Shifts in Parks and Rec as Ferndale Considers Ending Kulick Lease, Moving Offices to Incubizo
(Crystal A. Proxmire, Sept. 22, 2022)
Ferndale, MI – Ferndale City Council is taking a look at Parks and Recreation as part of their Monday night meeting, including the decision to end their lease with Ferndale Public Schools for the Kulick Community Center, and also to move Parks and Recreation administrative offices to the Incubizo building.
Parks and Recreation staff have been working remotely since the pandemic began, and have not been able to return to their offices in Kulick Center because of the deterioration of the building, including problems with the roof and heating system. Indoor activities that were paused during the pandemic have not resumed, though the Ferndale Seniors Group has been meeting at the Hazel Park Community Center. (New members are welcome, and residency is not a requirement).
The Kulick Center, located at 1201 Livernois, was built over 90 years ago and was then known as Washington Elementary. The City began leasing the building from the school district in 2000, at a cost of $1 per year. The lease is for 30 years, but it’s on the agenda for the Monday, Sept. 26 meeting.
The City has been looking at all infrastructure needs, including the cost of repairs, for several years. In 2018 a task force was chosen to examine Kulick Center needs. Their recommendations were then considered by a task force created earlier this year to look at all City-owned buildings.
According to the City of Ferndale website, “In February of this year, City Council appointed a nine-member resident task force for city facilities. The task force concluded their meetings in August; a final report with recommendations is expected to be presented to City Council in October. The report will provide City Council with short- and long-term recommendations for city facilities, including a recommendation to shift our budget away from the Kulick Center toward other more productive facilities… The City’s facilities budget constraints, ownership issues, and critical infrastructure improvement needs for the building are important reasons for the task force’s recommendation to shift strategies for community parks and recreation needs.”
In other words, they’re giving it back, and both the City and the Schools are considering what to do next.
Ferndale Communications Director Kara Sokol told Oakland County Times that “Plans for a new community center have been discussed and researched carefully by the resident-led Facilities Task Force and will be presented in October. For now, programming will continue as it has been throughout our community (in parks and community spaces, such as the Curling Club, where Fall Fest takes place). Parks and Rec will soon open a new public office space in the Incubizo building located at 1938 Burdette.”
Incubizo is a privately owned co-working space not far from City Hall that offers both co-working opportunities and dedicated offices. City Hall is also one of the buildings being considered by the facilities task force, along with the two fire stations and the DPW yard. The public can expect more suggested changes as the City strives to make their building use more effective, more engaging for the public, and more environmentally conscious.
“I appreciate our collaboration with the Ferndale School District and the support given to us by Dr. Bobbie Hayes Goodrum. This partnership has helped us restore office space for our Parks and Recreation Department, in their temporary new home at Incubizo, and I am optimistic about the future opportunities in front of us,” said City Manager Joe Gacioch.
The Schools are optimistic too. The recent hiring of Bobbie Hayes Goodrum as the new Superintendent means a fresh look at future plans, including how best to use the Kulick space. But it’s still too soon to know what that best use is.
Ferndale Schools Communications Director Bill Good told Oakland County Times, “We have a great working relationship with the City of Ferndale and we will continue to seek joint opportunities that benefit the city and its residents.”

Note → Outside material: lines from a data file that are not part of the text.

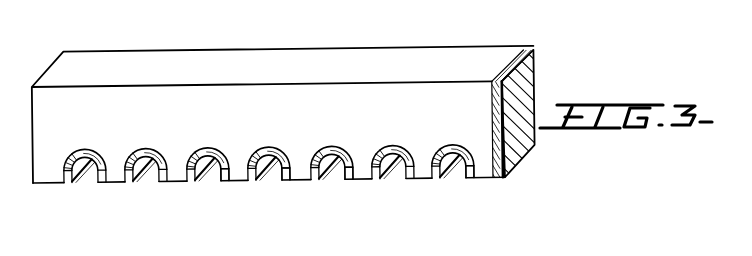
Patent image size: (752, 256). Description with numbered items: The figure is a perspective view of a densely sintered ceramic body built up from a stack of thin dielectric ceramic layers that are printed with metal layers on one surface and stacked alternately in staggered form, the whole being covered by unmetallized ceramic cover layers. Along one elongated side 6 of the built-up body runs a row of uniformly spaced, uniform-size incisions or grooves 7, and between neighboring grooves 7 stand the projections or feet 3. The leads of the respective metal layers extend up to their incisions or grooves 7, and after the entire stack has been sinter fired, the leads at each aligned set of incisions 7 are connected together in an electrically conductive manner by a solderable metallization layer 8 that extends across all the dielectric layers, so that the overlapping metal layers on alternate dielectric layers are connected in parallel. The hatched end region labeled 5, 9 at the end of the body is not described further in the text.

The projections or feet 3 is at (240, 173).
The end wall section 5 is at (520, 112).
The elongated side 6 is at (260, 72).
The incisions or grooves 7 is at (87, 176).
The solderable metallization layer 8 is at (89, 146).
The front layer 9 is at (519, 117).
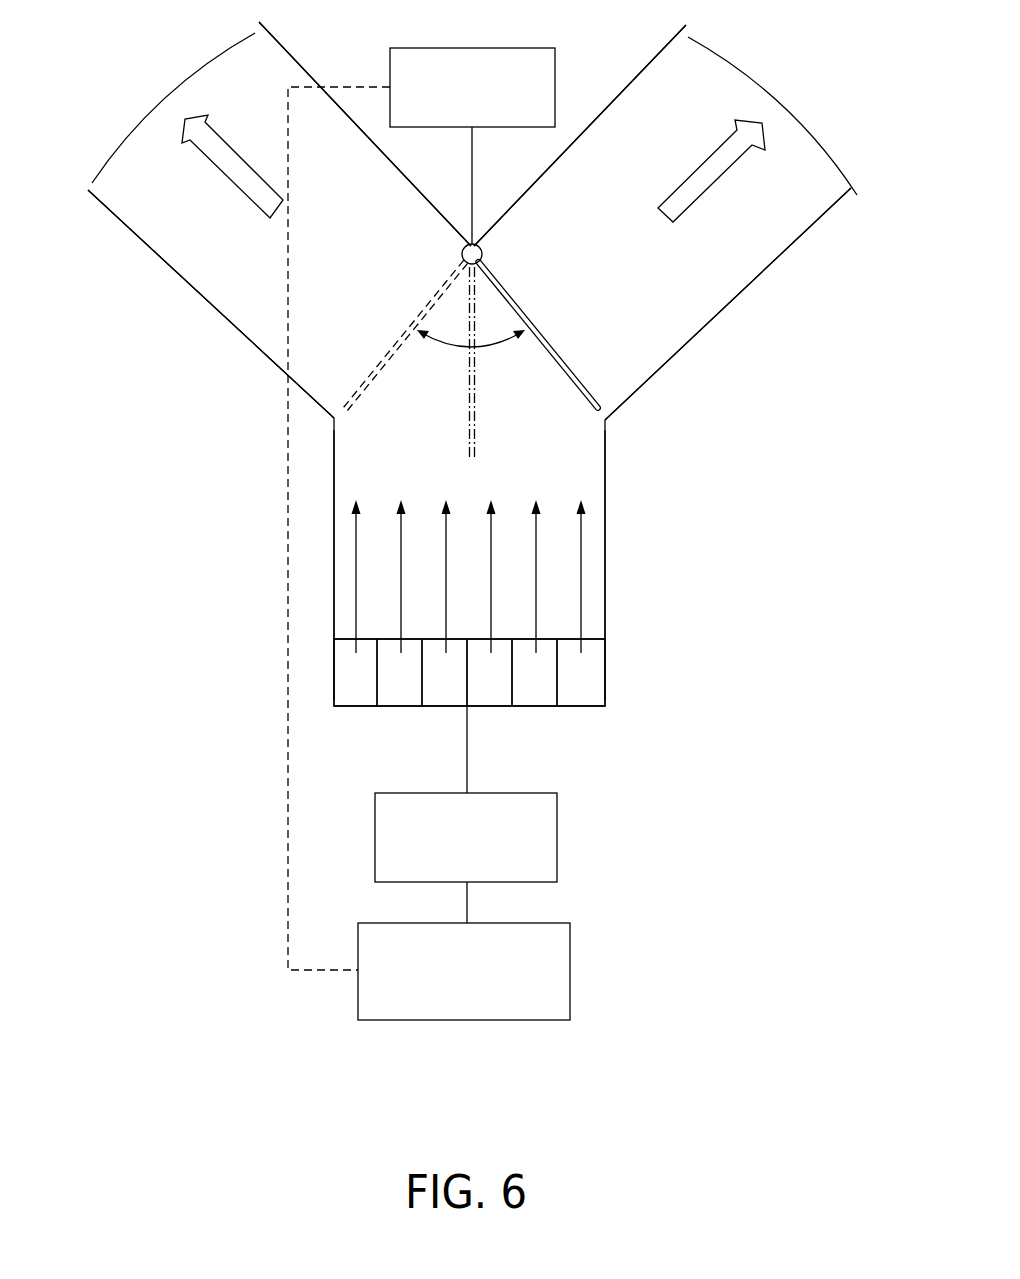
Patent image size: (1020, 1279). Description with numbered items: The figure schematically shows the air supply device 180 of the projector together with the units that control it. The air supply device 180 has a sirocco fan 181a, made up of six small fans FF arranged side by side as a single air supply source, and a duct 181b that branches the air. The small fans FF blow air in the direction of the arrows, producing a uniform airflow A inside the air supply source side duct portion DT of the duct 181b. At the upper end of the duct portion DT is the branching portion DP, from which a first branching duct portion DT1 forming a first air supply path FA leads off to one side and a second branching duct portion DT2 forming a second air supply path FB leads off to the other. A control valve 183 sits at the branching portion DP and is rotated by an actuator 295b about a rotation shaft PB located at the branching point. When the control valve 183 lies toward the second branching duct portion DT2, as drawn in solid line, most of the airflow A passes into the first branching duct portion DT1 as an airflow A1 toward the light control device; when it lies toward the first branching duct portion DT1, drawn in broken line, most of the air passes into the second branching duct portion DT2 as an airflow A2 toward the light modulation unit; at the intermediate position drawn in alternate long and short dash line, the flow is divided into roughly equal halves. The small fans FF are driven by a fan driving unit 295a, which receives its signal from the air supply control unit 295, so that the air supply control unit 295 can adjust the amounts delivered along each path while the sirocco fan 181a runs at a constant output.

The air supply device 180 is at (792, 702).
The sirocco fan 181a is at (642, 727).
The duct 181b is at (763, 373).
The control valve 183 is at (375, 357).
The air supply control unit 295 is at (570, 940).
The fan driving unit 295a is at (557, 835).
The actuator 295b is at (540, 68).
The branching portion DP is at (508, 186).
The rotation shaft PB is at (483, 252).
The air supply source side duct portion DT is at (605, 528).
The first branching duct portion DT1 is at (200, 288).
The second branching duct portion DT2 is at (742, 288).
The first air supply path FA is at (257, 303).
The second air supply path FB is at (647, 335).
The small fans FF is at (358, 698).
The airflow A is at (340, 551).
The airflow A1 is at (244, 190).
The airflow A2 is at (692, 198).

In the short term that means working together to winterize the building until future plans can be made. The park and playground equipment at Kulick will remain accessible to families while the next steps are being decided.
“In March of 2020 residents passed a comprehensive 10 year bond initiative for Ferndale Schools. Due to the City of Ferndale occupying the Kulick Center at that time, it was not considered as a part of the master land use plan,” Good said. “FPS is currently making great progress on the bond plan which provided for the modernization of our facilities. Due to increasing enrollment, FPS is committed to maintaining ownership of the property on which the Kulick Community Center sits and is investigating the best future use for both the building and property.”
In the meantime, the City of Ferndale is also continuing to implement the Parks and Recreation Master Plan, with the most obvious additions in recent years being the skate park and fitness park at Geary Park, and the splash pad at Martin Road Park. Facilities will be an ongoing discussion. In 2021 a building needs assessment determined there was $7.5 million in building needs, which were considered by the task force, whose recommendations will be announced in October.